Actually, I do see the impact it will have. Together with Rule 15(a) the candidate approval mechanism altogether ends the possibility that a statewide vote can be overturned in subsequent steps in a caucus process by enthusiastic and organized supporters of a candidate that did not comprise a majority or plurality of the statewide vote. We can call it the Ron Paul issue. It isn't a problem because the Paul folks and their supporters were behaving well within the confines of the rules laid out for the 2012 cycle. It is, however, perceived as a problem by the national party. It takes what has been an orderly process and leaves the order up to chance every cycle; opening the door to discord within the party and a less than cohesive national convention that could hurt the presumptive nominee for the party.

The backlash was pretty severe and was seen as another in a series of power grabs by the national party orchestrated by Ben Ginsberg who was running the show for the Romney team on the convention Rules Committee at the time. I mean, conversations about the Ginsberg power grab and the true grassroots of the party took place among RNC members for years after this. State parties are loathe to make changes that shift the balance of power away from them. Most will resist efforts to change the linkage (or lack thereof) between the delegate allocation and selection processes. 

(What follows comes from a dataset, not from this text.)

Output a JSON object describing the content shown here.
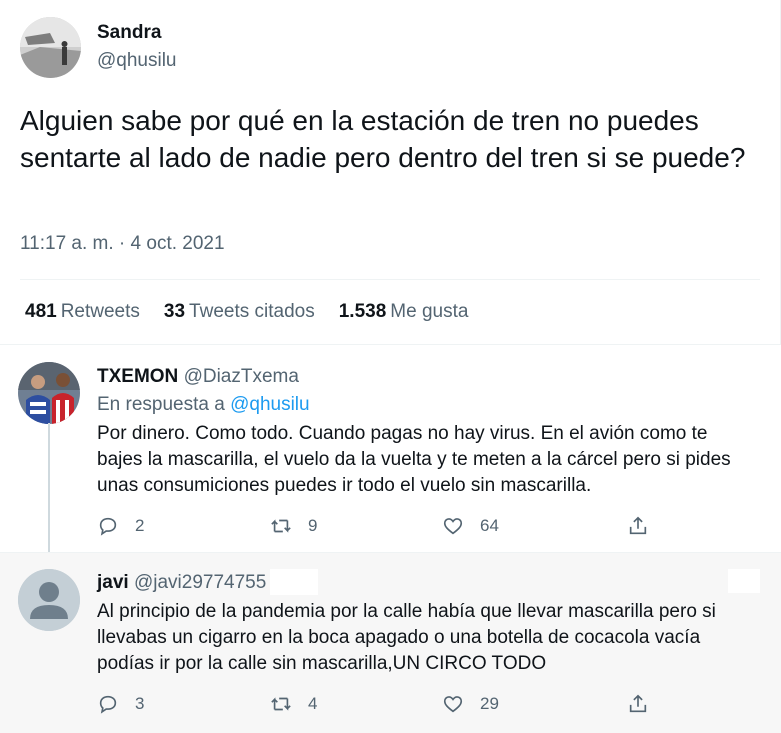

The bottom line here is that Trump has in 2023 an institutional advantage that he and his campaign did not have in 2015. That is important.


...
On this date...

...in 1988, it was Super Tuesday. Well, not only was it Super Tuesday, it was Southern Super Tuesday, the first real concerted effort at a regional primary date. I have put 3/8/88 into a lot of datasets a lot of times over the years. It is burned into that gray matter.